Thank you @Mariano. Intuitively I believe this makes sense, but I just want to go through some details.
Given the Jordan canonical form of a matrix $A$, I want to show that an arbitrary Jordan block of $A$ corresponding to the eigenvalue $\lambda$, $J_{k}(\lambda)$, gives rise to precisely one Jordan block $J_{k}(\lambda^{2})$ for $J_{k}(\lambda)^{2}$.
Let $J_{k}(\lambda)=\lambda I + N$, where $N=J_{k}(0)$. Then $J_{k}(\lambda)^{2}=\lambda^{2}I+2\lambda N +N^{2}=\lambda^{2}I+N'$.

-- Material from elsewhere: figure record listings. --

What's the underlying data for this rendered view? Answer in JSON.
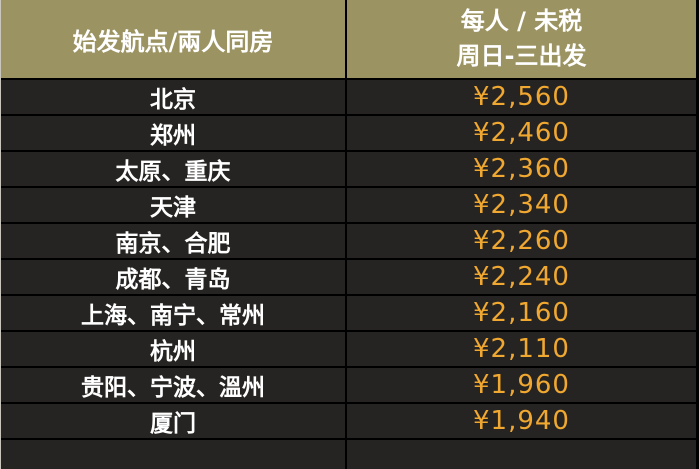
{
  "table": {
    "header": {
      "origin_label": "始发航点/兩人同房",
      "price_label_line1": "每人 / 未税",
      "price_label_line2": "周日-三出发"
    },
    "rows": [
      {
        "cities": "北京",
        "price": "¥2,560"
      },
      {
        "cities": "郑州",
        "price": "¥2,460"
      },
      {
        "cities": "太原、重庆",
        "price": "¥2,360"
      },
      {
        "cities": "天津",
        "price": "¥2,340"
      },
      {
        "cities": "南京、合肥",
        "price": "¥2,260"
      },
      {
        "cities": "成都、青岛",
        "price": "¥2,240"
      },
      {
        "cities": "上海、南宁、常州",
        "price": "¥2,160"
      },
      {
        "cities": "杭州",
        "price": "¥2,110"
      },
      {
        "cities": "贵阳、宁波、溫州",
        "price": "¥1,960"
      },
      {
        "cities": "厦门",
        "price": "¥1,940"
      }
    ]
  },
  "colors": {
    "header_background": "#9c9362",
    "header_text": "#ffffff",
    "row_background": "#262422",
    "gridline": "#000000",
    "city_text": "#ffffff",
    "price_text": "#f0a830"
  },
  "chart_data": {
    "type": "table",
    "columns": [
      "始发航点/兩人同房",
      "每人 / 未税 周日-三出发"
    ],
    "rows": [
      [
        "北京",
        "¥2,560"
      ],
      [
        "郑州",
        "¥2,460"
      ],
      [
        "太原、重庆",
        "¥2,360"
      ],
      [
        "天津",
        "¥2,340"
      ],
      [
        "南京、合肥",
        "¥2,260"
      ],
      [
        "成都、青岛",
        "¥2,240"
      ],
      [
        "上海、南宁、常州",
        "¥2,160"
      ],
      [
        "杭州",
        "¥2,110"
      ],
      [
        "贵阳、宁波、溫州",
        "¥1,960"
      ],
      [
        "厦门",
        "¥1,940"
      ]
    ]
  }
}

Now consider $\mathrm{rank}(J_{k}(\lambda)-\lambda I)=\mathrm{rank}(N).$
By construction, $N$ is the matrix with all zero entries except for $1$'s on the super diagonal, so $\mathrm{rank}(N^{i})=k-i$ for $i=1,2,...,k$. Initially the rank of $N$ is $k-1^{(*)}$ because the first column consists of all zeros and the rest of the columns contain nonzero entries. Each successive power of $N$ reduces the rank by $1$. Similarly,
$\mathrm{rank}(J_{k}(\lambda)^{2}-\lambda^{2} I)=\mathrm{rank}(N')$ and for similar reasons $\mathrm{rank}(N'^{i})=k-i$ for $i=1,2,...,k$.
Therefore $\mathrm{rank}(J_{k}(\lambda)-\lambda I)^{i}=\mathrm{rank}(J_{k}^{2}(\lambda)-\lambda^{2} I)^{i}$ for $i=1,2,...,k$.
In particular, $\mathrm{rank}(J_{k}(\lambda)^{2}-\lambda^{2} I)^{0}=k$ and $\mathrm{rank}(J_{k}(\lambda)^{2}-\lambda^{2} I)^{1}=k-1.$ This tells us that the Jordan canonical form of the single Jordan block $J_{k}(\lambda)^{2}$ is $J_{k}(\lambda^{2})$. (If $\mathrm{rank}(J_{k}(\lambda)^{2}-\lambda^{2} I)^{1}>k-1$ then the Jordan canonical form for $J_{k}(\lambda)^{2}$ would contain more than one block.)
$^{(*)}$ Note: I glossed over the proof that $N=J_{k}(0)$ has rank $k-1$. I think to prove this I can argue that since $I_{k-1}$ has rank $k-1$, by appending first a $1\times k-1$ zero row to $I_{k}$ and then a $k\times 1$ zero column, the rank remains unchanged. And by the property of nilpotent matrices, successive power reduce the rank by 1.